«Viele Türken fühlen sich von der EU als Grenzwächter missbraucht»

Das Abkommen zwischen der EU und der Türkei zur Rückführung von Flüchtlingen sei unmenschlich und verletze die Genfer Flüchtlingskonvention, sagt die türkische Kulturanthropologin Şenay Özden. Syrische Flüchtlinge hätten in der Türkei keine Perspektive.

«Falls es je zu Verbrechen gegen die Menschlichkeit kommen sollte, dann ist Europa mitschuldig», warnt Şenay Özden.

(Bild: Nils Fisch)

Das Abkommen zwischen der EU und der Türkei zur Rückführung von Flüchtlingen sei unmenschlich und verletze die Genfer Flüchtlingskonvention, sagt die türkische Kulturanthropologin Şenay Özden. Syrische Flüchtlinge hätten in der Türkei keine Perspektive.

Ursprünglich sollte Şenay Özden ihren Vortrag zum Abkommen zwischen der EU und der Türkei in der grossen Aula der Universität Basel halten. Doch die war bereits besetzt. Vorrang hatte am Abend vom 5. April Bundesfinanzminister Wolfgang Schäuble, der vom Europainstitut eingeladen worden war. Özden und die Hörer der öffentlichen Vortragsreihe «Fluchttopographien» mussten sich mit einem kleineren Hörsaal begnügen, der im Nu brechend voll war.

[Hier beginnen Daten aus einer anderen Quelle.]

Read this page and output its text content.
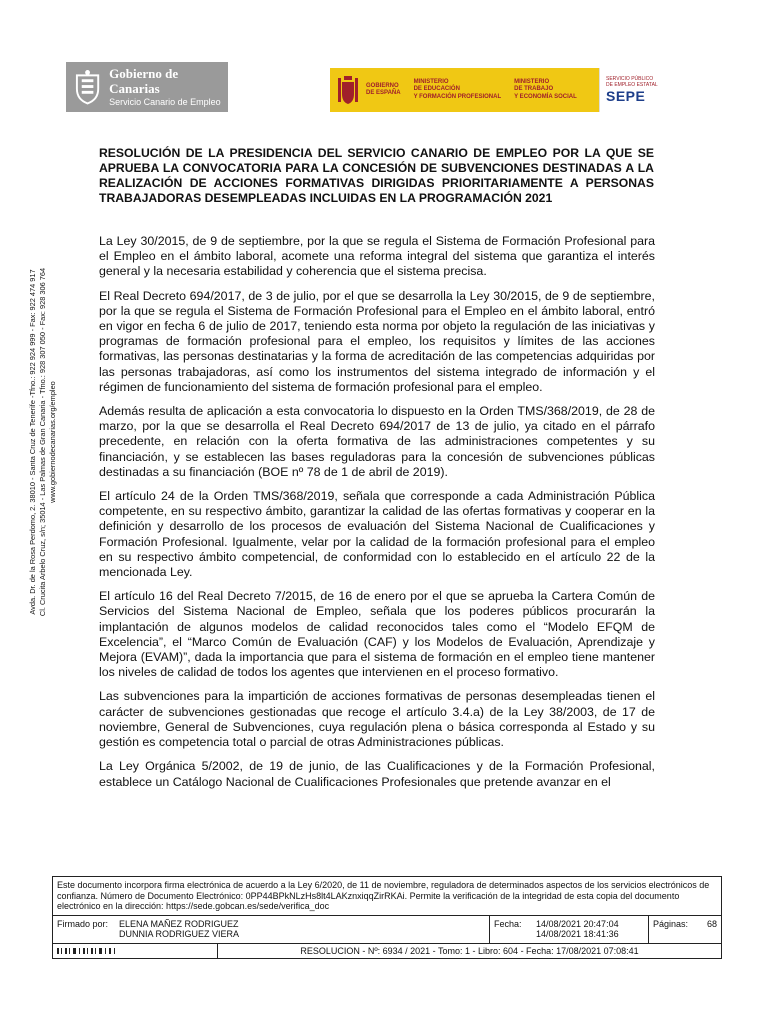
Gobierno de Canarias
Servicio Canario de Empleo
GOBIERNO
DE ESPAÑA
MINISTERIO
DE EDUCACIÓN
Y FORMACIÓN PROFESIONAL
MINISTERIO
DE TRABAJO
Y ECONOMÍA SOCIAL
SERVICIO PÚBLICO
DE EMPLEO ESTATAL
SEPE
RESOLUCIÓN DE LA PRESIDENCIA DEL SERVICIO CANARIO DE EMPLEO POR LA QUE SE APRUEBA LA CONVOCATORIA PARA LA CONCESIÓN DE SUBVENCIONES DESTINADAS A LA REALIZACIÓN DE ACCIONES FORMATIVAS DIRIGIDAS PRIORITARIAMENTE A PERSONAS TRABAJADORAS DESEMPLEADAS INCLUIDAS EN LA PROGRAMACIÓN 2021

La Ley 30/2015, de 9 de septiembre, por la que se regula el Sistema de Formación Profesional para el Empleo en el ámbito laboral, acomete una reforma integral del sistema que garantiza el interés general y la necesaria estabilidad y coherencia que el sistema precisa.

El Real Decreto 694/2017, de 3 de julio, por el que se desarrolla la Ley 30/2015, de 9 de septiembre, por la que se regula el Sistema de Formación Profesional para el Empleo en el ámbito laboral, entró en vigor en fecha 6 de julio de 2017, teniendo esta norma por objeto la regulación de las iniciativas y programas de formación profesional para el empleo, los requisitos y límites de las acciones formativas, las personas destinatarias y la forma de acreditación de las competencias adquiridas por las personas trabajadoras, así como los instrumentos del sistema integrado de información y el régimen de funcionamiento del sistema de formación profesional para el empleo.

Además resulta de aplicación a esta convocatoria lo dispuesto en la Orden TMS/368/2019, de 28 de marzo, por la que se desarrolla el Real Decreto 694/2017 de 13 de julio, ya citado en el párrafo precedente, en relación con la oferta formativa de las administraciones competentes y su financiación, y se establecen las bases reguladoras para la concesión de subvenciones públicas destinadas a su financiación (BOE nº 78 de 1 de abril de 2019).

El artículo 24 de la Orden TMS/368/2019, señala que corresponde a cada Administración Pública competente, en su respectivo ámbito, garantizar la calidad de las ofertas formativas y cooperar en la definición y desarrollo de los procesos de evaluación del Sistema Nacional de Cualificaciones y Formación Profesional. Igualmente, velar por la calidad de la formación profesional para el empleo en su respectivo ámbito competencial, de conformidad con lo establecido en el artículo 22 de la mencionada Ley.

El artículo 16 del Real Decreto 7/2015, de 16 de enero por el que se aprueba la Cartera Común de Servicios del Sistema Nacional de Empleo, señala que los poderes públicos procurarán la implantación de algunos modelos de calidad reconocidos tales como el “Modelo EFQM de Excelencia”, el “Marco Común de Evaluación (CAF) y los Modelos de Evaluación, Aprendizaje y Mejora (EVAM)”, dada la importancia que para el sistema de formación en el empleo tiene mantener los niveles de calidad de todos los agentes que intervienen en el proceso formativo.

Las subvenciones para la impartición de acciones formativas de personas desempleadas tienen el carácter de subvenciones gestionadas que recoge el artículo 3.4.a) de la Ley 38/2003, de 17 de noviembre, General de Subvenciones, cuya regulación plena o básica corresponda al Estado y su gestión es competencia total o parcial de otras Administraciones públicas.

La Ley Orgánica 5/2002, de 19 de junio, de las Cualificaciones y de la Formación Profesional, establece un Catálogo Nacional de Cualificaciones Profesionales que pretende avanzar en el

Avda. Dr. de la Rosa Perdomo, 2. 38010 - Santa Cruz de Tenerife -Tfno.: 922 924 999 - Fax: 922 474 917 Cl. Crucita Arbelo Cruz, s/n; 35014 - Las Palmas de Gran Canaria - Tfno.: 928 307 050 - Fax: 928 306 764 www.gobiernodecanarias.org/empleo
Este documento incorpora firma electrónica de acuerdo a la Ley 6/2020, de 11 de noviembre, reguladora de determinados aspectos de los servicios electrónicos de confianza. Número de Documento Electrónico: 0PP44BPkNLzHs8lt4LAKznxiqqZirRKAi. Permite la verificación de la integridad de esta copia del documento electrónico en la dirección: https://sede.gobcan.es/sede/verifica_doc
Firmado por:	ELENA MAÑEZ RODRIGUEZ
DUNNIA RODRIGUEZ VIERA
Fecha:	14/08/2021 20:47:04
14/08/2021 18:41:36
Páginas: 68
RESOLUCION - Nº: 6934 / 2021 - Tomo: 1 - Libro: 604 - Fecha: 17/08/2021 07:08:41
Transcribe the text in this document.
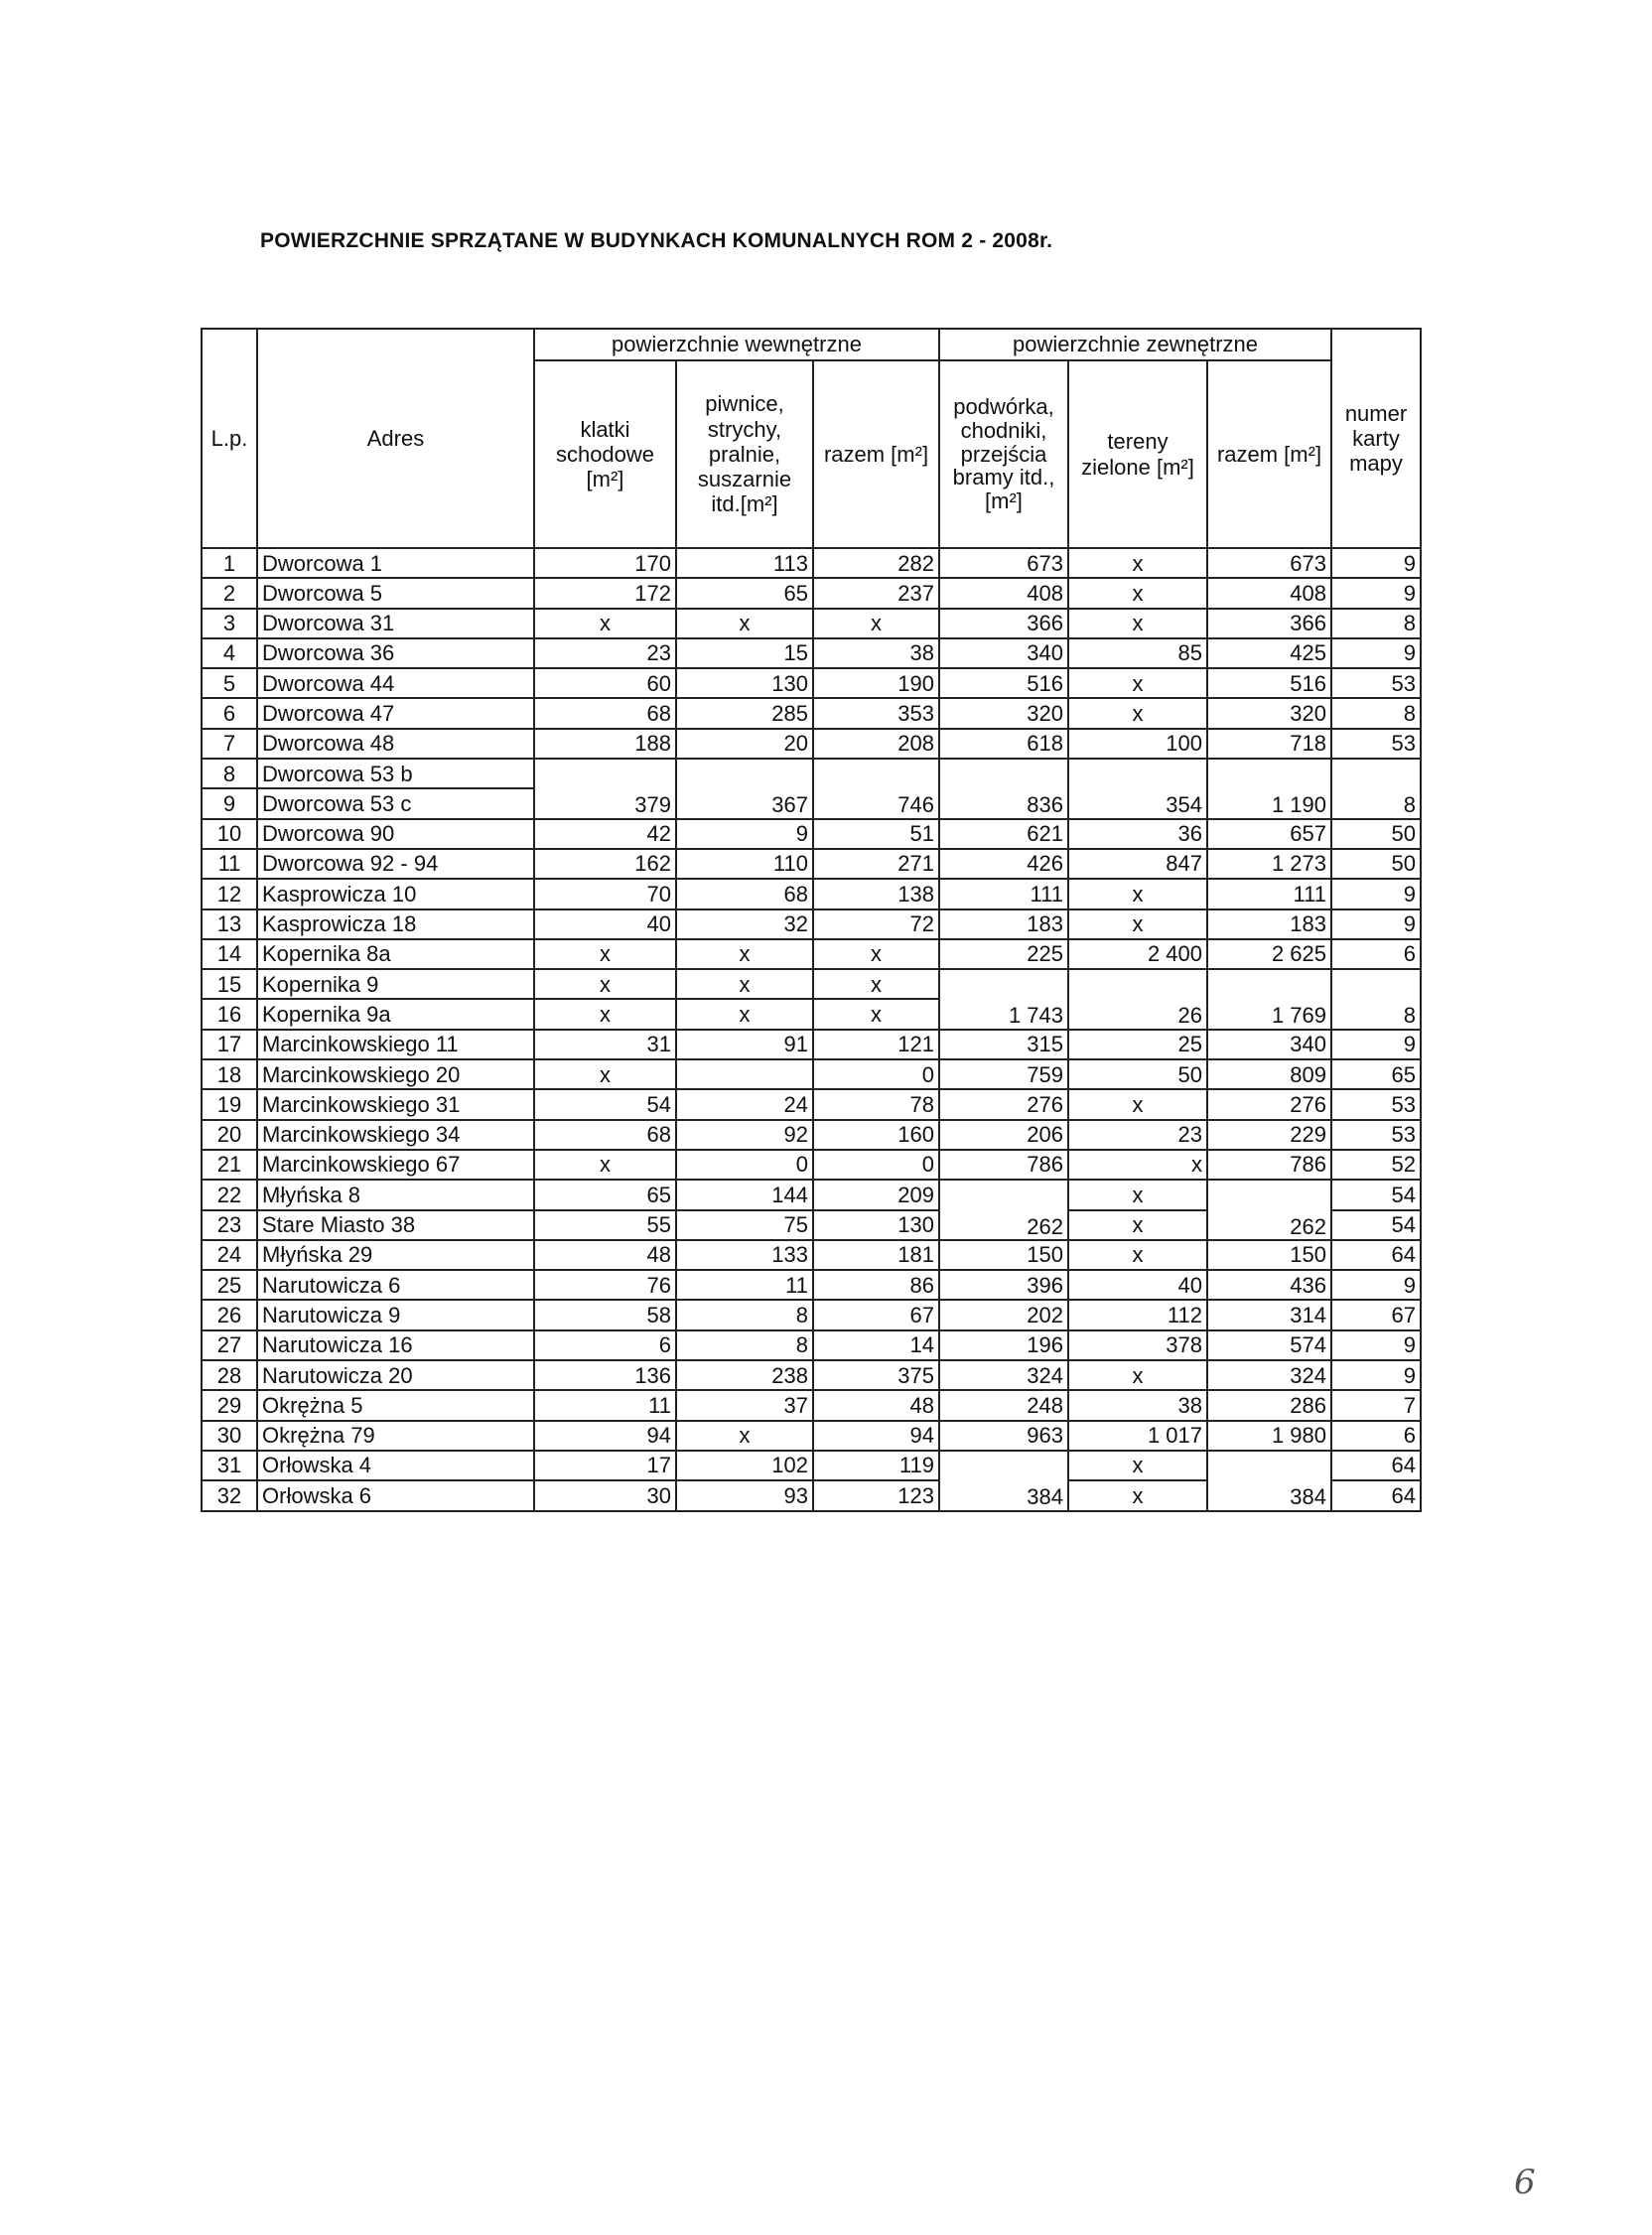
POWIERZCHNIE SPRZĄTANE W BUDYNKACH KOMUNALNYCH ROM 2 - 2008r.
L.p.	Adres	powierzchnie wewnętrzne			powierzchnie zewnętrzne			numer karty mapy
		klatki schodowe [m²]	piwnice, strychy, pralnie, suszarnie itd.[m²]	razem [m²]	podwórka, chodniki, przejścia bramy itd., [m²]	tereny zielone [m²]	razem [m²]	
1	Dworcowa 1	170	113	282	673	x	673	9
2	Dworcowa 5	172	65	237	408	x	408	9
3	Dworcowa 31	x	x	x	366	x	366	8
4	Dworcowa 36	23	15	38	340	85	425	9
5	Dworcowa 44	60	130	190	516	x	516	53
6	Dworcowa 47	68	285	353	320	x	320	8
7	Dworcowa 48	188	20	208	618	100	718	53
8	Dworcowa 53 b	379	367	746	836	354	1 190	8
9	Dworcowa 53 c							
10	Dworcowa 90	42	9	51	621	36	657	50
11	Dworcowa 92 - 94	162	110	271	426	847	1 273	50
12	Kasprowicza 10	70	68	138	111	x	111	9
13	Kasprowicza 18	40	32	72	183	x	183	9
14	Kopernika 8a	x	x	x	225	2 400	2 625	6
15	Kopernika 9	x	x	x	1 743	26	1 769	8
16	Kopernika 9a	x	x	x				
17	Marcinkowskiego 11	31	91	121	315	25	340	9
18	Marcinkowskiego 20	x		0	759	50	809	65
19	Marcinkowskiego 31	54	24	78	276	x	276	53
20	Marcinkowskiego 34	68	92	160	206	23	229	53
21	Marcinkowskiego 67	x	0	0	786	x	786	52
22	Młyńska 8	65	144	209	262	x	262	54
23	Stare Miasto 38	55	75	130		x		54
24	Młyńska 29	48	133	181	150	x	150	64
25	Narutowicza 6	76	11	86	396	40	436	9
26	Narutowicza 9	58	8	67	202	112	314	67
27	Narutowicza 16	6	8	14	196	378	574	9
28	Narutowicza 20	136	238	375	324	x	324	9
29	Okrężna 5	11	37	48	248	38	286	7
30	Okrężna 79	94	x	94	963	1 017	1 980	6
31	Orłowska 4	17	102	119	384	x	384	64
32	Orłowska 6	30	93	123		x		64
6
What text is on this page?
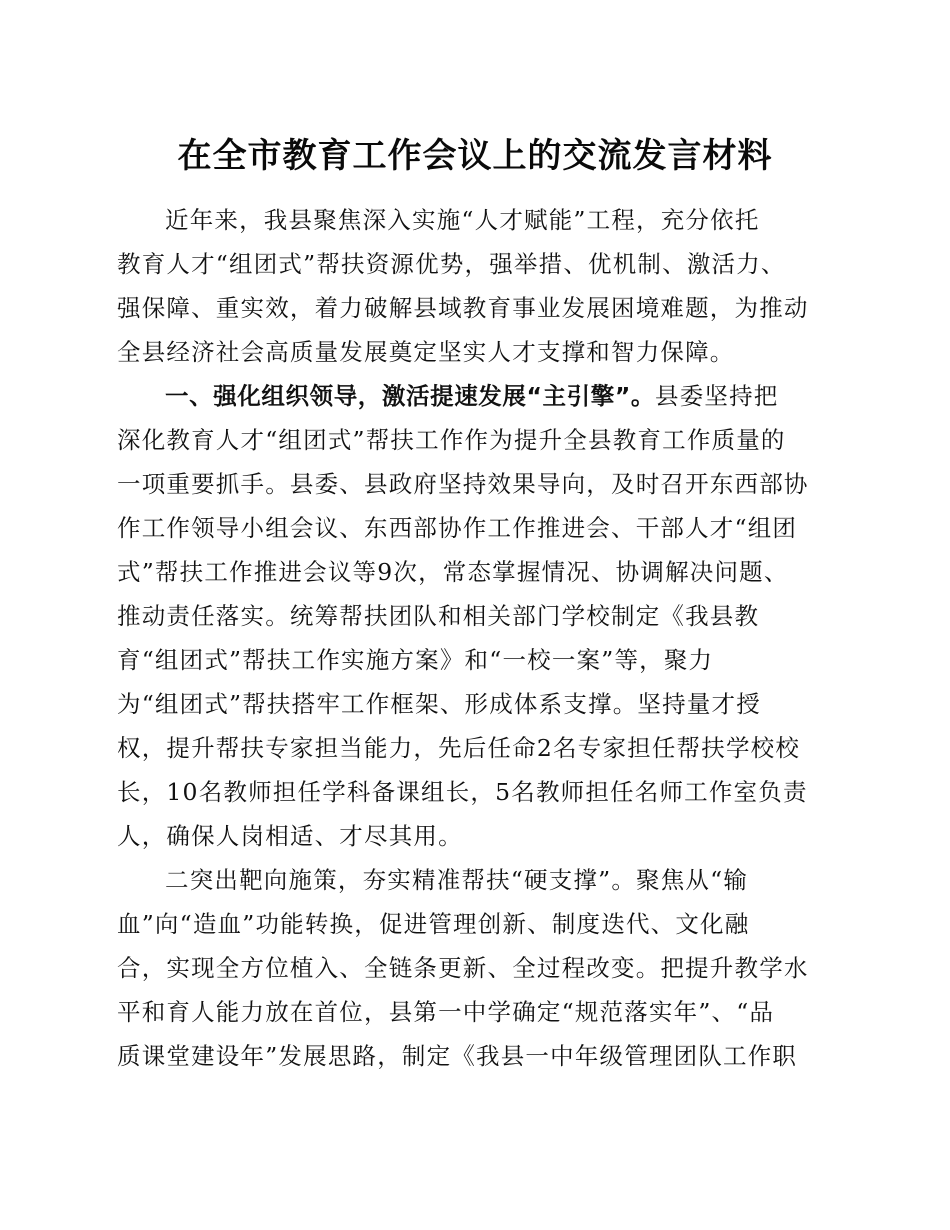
在全市教育工作会议上的交流发言材料
近年来，我县聚焦深入实施“人才赋能”工程，充分依托
教育人才“组团式”帮扶资源优势，强举措、优机制、激活力、
强保障、重实效，着力破解县域教育事业发展困境难题，为推动
全县经济社会高质量发展奠定坚实人才支撑和智力保障。
一、强化组织领导，激活提速发展“主引擎”。县委坚持把
深化教育人才“组团式”帮扶工作作为提升全县教育工作质量的
一项重要抓手。县委、县政府坚持效果导向，及时召开东西部协
作工作领导小组会议、东西部协作工作推进会、干部人才“组团
式”帮扶工作推进会议等9次，常态掌握情况、协调解决问题、
推动责任落实。统筹帮扶团队和相关部门学校制定《我县教
育“组团式”帮扶工作实施方案》和“一校一案”等，聚力
为“组团式”帮扶搭牢工作框架、形成体系支撑。坚持量才授
权，提升帮扶专家担当能力，先后任命2名专家担任帮扶学校校
长，10名教师担任学科备课组长，5名教师担任名师工作室负责
人，确保人岗相适、才尽其用。
二突出靶向施策，夯实精准帮扶“硬支撑”。聚焦从“输
血”向“造血”功能转换，促进管理创新、制度迭代、文化融
合，实现全方位植入、全链条更新、全过程改变。把提升教学水
平和育人能力放在首位，县第一中学确定“规范落实年”、“品
质课堂建设年”发展思路，制定《我县一中年级管理团队工作职
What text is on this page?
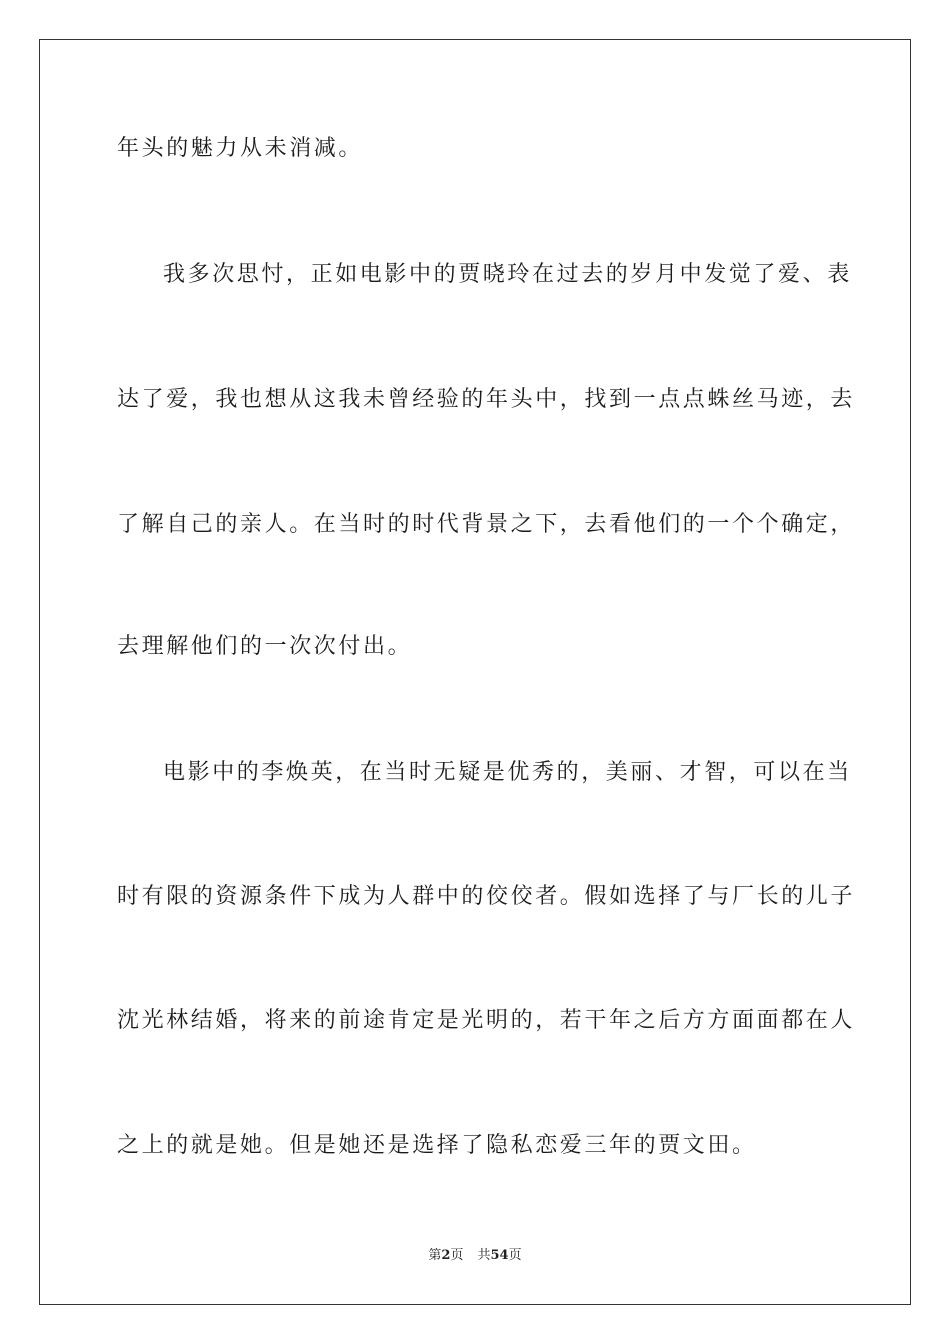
年头的魅力从未消减。
我多次思忖，正如电影中的贾晓玲在过去的岁月中发觉了爱、表
达了爱，我也想从这我未曾经验的年头中，找到一点点蛛丝马迹，去
了解自己的亲人。在当时的时代背景之下，去看他们的一个个确定，
去理解他们的一次次付出。
电影中的李焕英，在当时无疑是优秀的，美丽、才智，可以在当
时有限的资源条件下成为人群中的佼佼者。假如选择了与厂长的儿子
沈光林结婚，将来的前途肯定是光明的，若干年之后方方面面都在人
之上的就是她。但是她还是选择了隐私恋爱三年的贾文田。
第2页 共54页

Die beiden Säle standen sinnbildlich für zwei Perspektiven auf Europa. Während Schäuble mit viel Optimismus die Zukunft der EU verteidigte, kritisierte Özden aus türkisch-syrischer Perspektive den kontroversen EU-Türkei-Deal. Sie tat dies engagiert und mit dem Selbstbewusstsein einer Insiderin.

Die TagesWoche traf Şenay Özden am darauffolgenden Morgen zum Gespräch, um mehr über die Lage der syrischen Flüchtlinge in der Türkei, den Blick der türkischen Öffentlichkeit auf die EU-Verträge und Özdens Engagement im Rahmen des ersten syrisch-türkischen Kulturzentrums «Hamisch» in Istanbul zu erfahren.

Frau Özden, Anfang April wurden im Rahmen des EU-Türkei-Deals die ersten Flüchtlinge von den griechischen Insel in den türkischen Küstenort Dikili geschifft. Wissen Sie, was mit diesen Menschen geschehen ist?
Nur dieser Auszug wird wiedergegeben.